Murray Sayle, who died last weekend, wrote regularly for The Spectator. Here is an edited extract from his column of 13 May 1989.
Aikawa, near Tokyo
The night of 19 December last was cold and starry. Our house stood in a clearing in a pine forest halfway up a mountainside, and the flames could be seen a good
ten miles away, down by the Nissan factory. Some of them even downed tools for a moment or two, we heard, wondering what the bright light was.
Not that fires are unusual in Japan. Before the days of concrete cliffs they were called ‘The Flowers of Edo’, the old name of Tokyo. Traditional Japanese houses are built of massive
wooden beams to sway with earthquakes, with two-inch-thick straw mats on the floors, papered room dividers, thatched roofs and wooden shutters to keep out the rain. You have to heat them somehow,
and the choice is electricity, charcoal or paraffin — we had a full 200-litre tank in the garden. Add pots of paint and varnish, a 15-year accumulation of books and files, records,
children’s and adults’ toys, winter clothes, bamboo furniture and three television sets and we have, or rather had, a dwelling as flammable as a box of matches.
The fire started in the children’s room at suppertime. An electric blanket had been switched on minutes before; nothing more is known of its cause. My wife, Jenny, went to investigate, found
a bunk bed ablaze, emptied a fire extinguisher on it, pitched the smouldering remains of a futon out and returned to see flames in the rafters. She took the children to a neighbour’s and
returned to find the house alight from end to end.
The fire brigade, informed by telephone that a house (uchi in Japanese) was on fire, cruised the village looking for a nonexistent Mr Uchida until it was suggested that the fiery beacon on the
hillside might interest them. Some kind soul had dumped builder’s rubble on the nearest fire hydrant and by the time the amateur firemen found another, 34 minutes later, nothing of the house
was standing. Jenny drove the family car out of the blazing garage moments before it too went up. The fire melted aluminium, twisted stainless steel and welded a kettle to the remains of the
kitchen stove. Apart from a word-processor grabbed from our office by a brave neighbour and some emergency funds Jenny kept in the refrigerator, nothing usable was saved from the house. It was, the
firemen told our neighbour, the hottest house fire they had ever seen.

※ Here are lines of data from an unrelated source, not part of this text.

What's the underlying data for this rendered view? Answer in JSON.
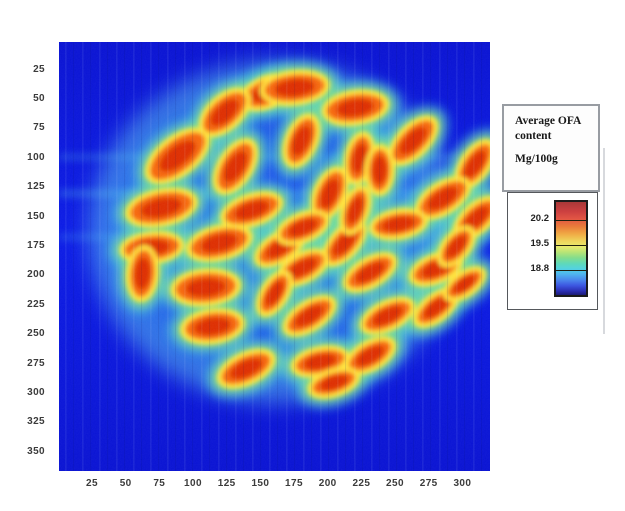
{
  "figure": {
    "legend_title": "Average OFA content",
    "legend_units": "Mg/100g"
  },
  "colors": {
    "bg_blue": "#0b1be6",
    "bg_blue_dark": "#0912d2",
    "dish_blue": "#2d9bf3",
    "dish_rim_cyan": "#6ee4ec",
    "halo_cyan": "#3ed3d8",
    "halo_green": "#8ee06a",
    "seed_rim_yellow": "#ffe53c",
    "seed_orange": "#f6680f",
    "seed_core_red": "#de2e05",
    "axis_label": "#3b3b3b",
    "colorbar_stops": [
      [
        0,
        "#a83838"
      ],
      [
        10,
        "#cc4040"
      ],
      [
        18,
        "#e25544"
      ],
      [
        26,
        "#ea7a3a"
      ],
      [
        34,
        "#f0a844"
      ],
      [
        42,
        "#efd45c"
      ],
      [
        48,
        "#e8ea6e"
      ],
      [
        54,
        "#b8e476"
      ],
      [
        60,
        "#84dd8c"
      ],
      [
        66,
        "#5fd9b8"
      ],
      [
        72,
        "#52d2e2"
      ],
      [
        78,
        "#4fb2ee"
      ],
      [
        84,
        "#4a86ec"
      ],
      [
        90,
        "#3c55e0"
      ],
      [
        96,
        "#2a2db0"
      ],
      [
        100,
        "#1c1c74"
      ]
    ]
  },
  "chart_data": {
    "type": "heatmap",
    "title": "Average OFA content",
    "units": "Mg/100g",
    "xlabel": "",
    "ylabel": "",
    "xlim": [
      0,
      320
    ],
    "ylim": [
      0,
      365
    ],
    "x_ticks": [
      25,
      50,
      75,
      100,
      125,
      150,
      175,
      200,
      225,
      250,
      275,
      300
    ],
    "y_ticks": [
      25,
      50,
      75,
      100,
      125,
      150,
      175,
      200,
      225,
      250,
      275,
      300,
      325,
      350
    ],
    "grid": false,
    "colormap": "jet",
    "legend_position": "right",
    "colorbar_ticks": [
      20.2,
      19.5,
      18.8
    ],
    "colorbar_range_est": [
      18.1,
      20.7
    ],
    "background_value_est": 18.3,
    "seed_core_value_est": 20.5,
    "n_seeds": 39,
    "seeds_x_y_rx_ry_angle": [
      [
        154,
        43,
        19,
        12,
        -22
      ],
      [
        175,
        39,
        24,
        13,
        -6
      ],
      [
        220,
        56,
        23,
        13,
        -8
      ],
      [
        123,
        60,
        21,
        13,
        -42
      ],
      [
        88,
        97,
        26,
        15,
        -38
      ],
      [
        131,
        106,
        21,
        13,
        -58
      ],
      [
        180,
        84,
        19,
        12,
        -67
      ],
      [
        223,
        99,
        18,
        11,
        -78
      ],
      [
        263,
        84,
        21,
        12,
        -45
      ],
      [
        309,
        104,
        19,
        11,
        -55
      ],
      [
        76,
        141,
        25,
        14,
        -12
      ],
      [
        143,
        143,
        22,
        12,
        -18
      ],
      [
        201,
        129,
        19,
        12,
        -65
      ],
      [
        238,
        109,
        17,
        11,
        -88
      ],
      [
        285,
        133,
        21,
        12,
        -32
      ],
      [
        252,
        155,
        20,
        11,
        -10
      ],
      [
        310,
        150,
        19,
        11,
        -42
      ],
      [
        69,
        175,
        22,
        12,
        -6
      ],
      [
        62,
        197,
        19,
        12,
        -85
      ],
      [
        119,
        171,
        23,
        13,
        -14
      ],
      [
        164,
        175,
        19,
        11,
        -32
      ],
      [
        109,
        209,
        24,
        14,
        -5
      ],
      [
        181,
        158,
        19,
        11,
        -22
      ],
      [
        212,
        171,
        19,
        11,
        -48
      ],
      [
        181,
        192,
        19,
        11,
        -28
      ],
      [
        231,
        196,
        20,
        11,
        -30
      ],
      [
        280,
        193,
        19,
        11,
        -22
      ],
      [
        295,
        174,
        16,
        10,
        -50
      ],
      [
        114,
        242,
        22,
        13,
        -8
      ],
      [
        160,
        214,
        17,
        10,
        -58
      ],
      [
        186,
        233,
        20,
        11,
        -32
      ],
      [
        244,
        233,
        20,
        11,
        -26
      ],
      [
        280,
        226,
        18,
        10,
        -38
      ],
      [
        139,
        278,
        21,
        12,
        -25
      ],
      [
        194,
        272,
        20,
        11,
        -12
      ],
      [
        231,
        267,
        19,
        11,
        -30
      ],
      [
        301,
        206,
        16,
        9,
        -35
      ],
      [
        220,
        143,
        17,
        10,
        -70
      ],
      [
        204,
        290,
        18,
        10,
        -18
      ]
    ],
    "description": "Chemical image (pixel map) of ~39 almond seeds lying in a circular dish; seed pixels show high OFA content (red/orange, above 20.2 Mg/100g) fading through yellow and green rims to a cyan halo, over a uniform blue background (~18.3 Mg/100g)."
  }
}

In the olden days, we were told, a bronze gong would have sounded at our local Buddhist temple to inform the people that something of general concern was afoot. Our village is moving with the
times, and now we have a loudspeaker system installed on trees and telephone poles which summons the part-time firemen, announces delays in school hours caused by typhoons, floods or deep snow,
calls for volunteers to clear the roads, reports traffic accidents, tells children when it’s time to go home for supper and generally keeps everyone in touch. Our local electronic media, we
later learnt, got an early news-break on the fire at the foreigner Sayru-San’s house and called the buraku-kai, the village association, into action.
Buraku-kai have run the affairs of Japanese villages since long before the days of the Shoguns and, apart from the unregretted war years when they were pressed into government service to inform on
grumblers and dissidents, they bring a purely village consensus to bear on quarrels, family disputes and minor misadventures. Japanese villages as a result have no lawyers, and no use for them. We
can’t remember ever actually joining it, but one day there was the name Sayru on a wooden tablet hung up to indicate we were next to sort the recyclable garbage. Somehow, without anyone ever
actually saying so, we had been accepted.
As a result, we knew by sight many of the people who gathered within minutes around the flickering embers of our house. The women brought rice, soybean cakes and bottles of sake, the all-purpose
Japanese emergency rations, and explained soothingly that everyone could do with a drink and a bite to eat. After several bids had been put in, Jenny and the children were escorted to the house of
a neighbour whose children go to the local primary school with ours. At about 10 p.m. the deputy headmaster of the school, no less, arrived to check that our two older children had clean underwear
and school bags (other neighbours had arrived with both) and would be ready to join their group for the normal walk to school (compulsory in Japan) at the usual time. The police and firemen called
and took statements while everybody’s mind was fresh, and it was suggested that we get a good night’s sleep as we all had a big day tomorrow.